Nancy Ridenour has been dean of Mennonite College since they moved to Illinois State. This fall Ridenour will leave to spend two years in Washington, D.C. helping to shape American health care policy as a Robert Wood Johnson Health Policy Fellow.  In the third and final year of the fellowship, she will return to Mennonite as a faculty member and apply her health policy experience to projects on the community and state levels.

President Al Bowman has named Sara Campbell as the interim dean of Mennonite.  Campbell has a long history with Mennonite, starting as a student in 1986 and working as a lab assistant, coordinator for student development and as a faculty member.  Campbell received her doctorate in nursing from Indiana University and her master’s degree in counseling psychology from Illinois State.

“Having graduated from both Mennonite College of Nursing and Illinois State University obviously brings special meaning to me as I move into the interim dean position,” Campbell said. “When I was a nursing student years ago, I dreamed of one day being the dean of Mennonite College of Nursing.

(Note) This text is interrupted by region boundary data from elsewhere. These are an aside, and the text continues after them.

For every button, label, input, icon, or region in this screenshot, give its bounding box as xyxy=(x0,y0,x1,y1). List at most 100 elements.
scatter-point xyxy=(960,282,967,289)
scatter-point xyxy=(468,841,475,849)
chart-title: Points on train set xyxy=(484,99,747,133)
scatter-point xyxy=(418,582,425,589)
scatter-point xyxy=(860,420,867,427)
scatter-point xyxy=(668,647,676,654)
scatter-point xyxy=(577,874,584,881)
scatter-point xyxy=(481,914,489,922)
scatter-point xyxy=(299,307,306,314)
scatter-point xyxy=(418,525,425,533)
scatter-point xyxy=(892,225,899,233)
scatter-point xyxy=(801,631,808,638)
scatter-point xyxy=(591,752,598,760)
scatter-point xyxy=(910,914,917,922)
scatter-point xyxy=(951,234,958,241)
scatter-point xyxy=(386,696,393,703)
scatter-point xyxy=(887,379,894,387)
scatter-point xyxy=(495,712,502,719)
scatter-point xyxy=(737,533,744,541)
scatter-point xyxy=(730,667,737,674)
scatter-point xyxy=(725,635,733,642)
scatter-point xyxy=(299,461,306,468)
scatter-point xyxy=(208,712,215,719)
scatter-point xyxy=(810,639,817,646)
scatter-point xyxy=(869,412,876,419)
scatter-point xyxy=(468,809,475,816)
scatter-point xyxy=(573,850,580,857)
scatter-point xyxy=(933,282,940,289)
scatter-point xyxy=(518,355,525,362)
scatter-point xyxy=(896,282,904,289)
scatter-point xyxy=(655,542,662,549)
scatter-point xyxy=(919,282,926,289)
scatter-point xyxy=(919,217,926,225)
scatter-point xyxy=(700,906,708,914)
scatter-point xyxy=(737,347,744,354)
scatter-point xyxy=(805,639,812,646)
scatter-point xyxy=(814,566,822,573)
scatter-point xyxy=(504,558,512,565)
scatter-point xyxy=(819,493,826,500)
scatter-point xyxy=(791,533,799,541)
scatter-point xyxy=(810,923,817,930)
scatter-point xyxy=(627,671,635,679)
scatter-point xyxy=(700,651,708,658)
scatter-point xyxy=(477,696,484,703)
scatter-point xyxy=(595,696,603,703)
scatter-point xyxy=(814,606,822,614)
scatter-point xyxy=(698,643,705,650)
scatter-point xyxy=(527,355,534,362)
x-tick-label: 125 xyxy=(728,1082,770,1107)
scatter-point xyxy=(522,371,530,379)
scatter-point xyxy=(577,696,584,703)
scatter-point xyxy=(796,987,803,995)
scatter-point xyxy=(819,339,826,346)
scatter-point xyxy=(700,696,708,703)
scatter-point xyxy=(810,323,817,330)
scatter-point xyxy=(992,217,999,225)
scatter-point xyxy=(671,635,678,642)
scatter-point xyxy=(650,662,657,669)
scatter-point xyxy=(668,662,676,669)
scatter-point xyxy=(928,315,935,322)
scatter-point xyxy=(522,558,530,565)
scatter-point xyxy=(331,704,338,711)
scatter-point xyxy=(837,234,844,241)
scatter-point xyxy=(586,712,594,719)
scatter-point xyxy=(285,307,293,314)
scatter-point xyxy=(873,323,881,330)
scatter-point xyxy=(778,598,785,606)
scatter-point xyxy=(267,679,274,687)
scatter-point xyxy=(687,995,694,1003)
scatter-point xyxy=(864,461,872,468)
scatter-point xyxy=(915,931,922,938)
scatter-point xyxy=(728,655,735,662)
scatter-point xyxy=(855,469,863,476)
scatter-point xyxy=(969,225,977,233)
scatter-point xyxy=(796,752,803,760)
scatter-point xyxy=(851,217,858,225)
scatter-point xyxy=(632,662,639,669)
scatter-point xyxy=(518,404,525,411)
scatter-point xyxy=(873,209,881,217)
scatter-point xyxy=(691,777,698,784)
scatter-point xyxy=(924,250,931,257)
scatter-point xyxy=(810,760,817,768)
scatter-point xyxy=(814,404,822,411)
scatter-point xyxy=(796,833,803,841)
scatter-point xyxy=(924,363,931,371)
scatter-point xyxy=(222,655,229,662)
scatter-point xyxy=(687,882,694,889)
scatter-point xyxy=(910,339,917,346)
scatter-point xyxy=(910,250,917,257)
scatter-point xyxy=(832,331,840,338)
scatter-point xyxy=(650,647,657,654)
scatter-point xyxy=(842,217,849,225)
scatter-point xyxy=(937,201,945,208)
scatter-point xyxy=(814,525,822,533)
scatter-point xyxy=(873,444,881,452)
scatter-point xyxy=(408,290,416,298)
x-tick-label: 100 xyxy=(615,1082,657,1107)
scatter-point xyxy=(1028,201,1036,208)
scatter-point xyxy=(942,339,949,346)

It’s an incredible feeling to have arrived at this juncture with such a great opportunity to lead an outstanding nursing program housed in an outstanding university. This is where tradition holds strong, but with innovation welcomed. I can’t think of one place that I would rather be than right here.”

Campbell said Mennonite has grown into a college known for its focus and expertise in the care of older adults, with a heavy emphasis on long-term care.  “The collaboration with Heritage Enterprises was designed to prepare nursing graduates for best practices in the care of older adults and also to facilitate the long-term care setting to become attractive to graduates as a career option,” Campbell said.  “While the college will continue work in the long-term care settings, it is time to explore moving care of the older adult and best practices into acute care and community settings.”

“This is an ideal time for the college to explore options for increasing student numbers or decreasing time to degree, both of which would meet the same objective of producing increased numbers of quality nursing graduates into the workforce. Increasing numbers of registered nurses is a huge societal need.”

Campbell said she also wished to focus on building strong teaching-scholarship-service communities within Mennonite and to find creative ways to engage students in the college and campus that plant the desire to stay in touch once they have graduated. She said students graduating today are very different than students who graduated 10 to 30 years ago.  “It will require innovative approaches to keep alumni coming home,” Campbell said.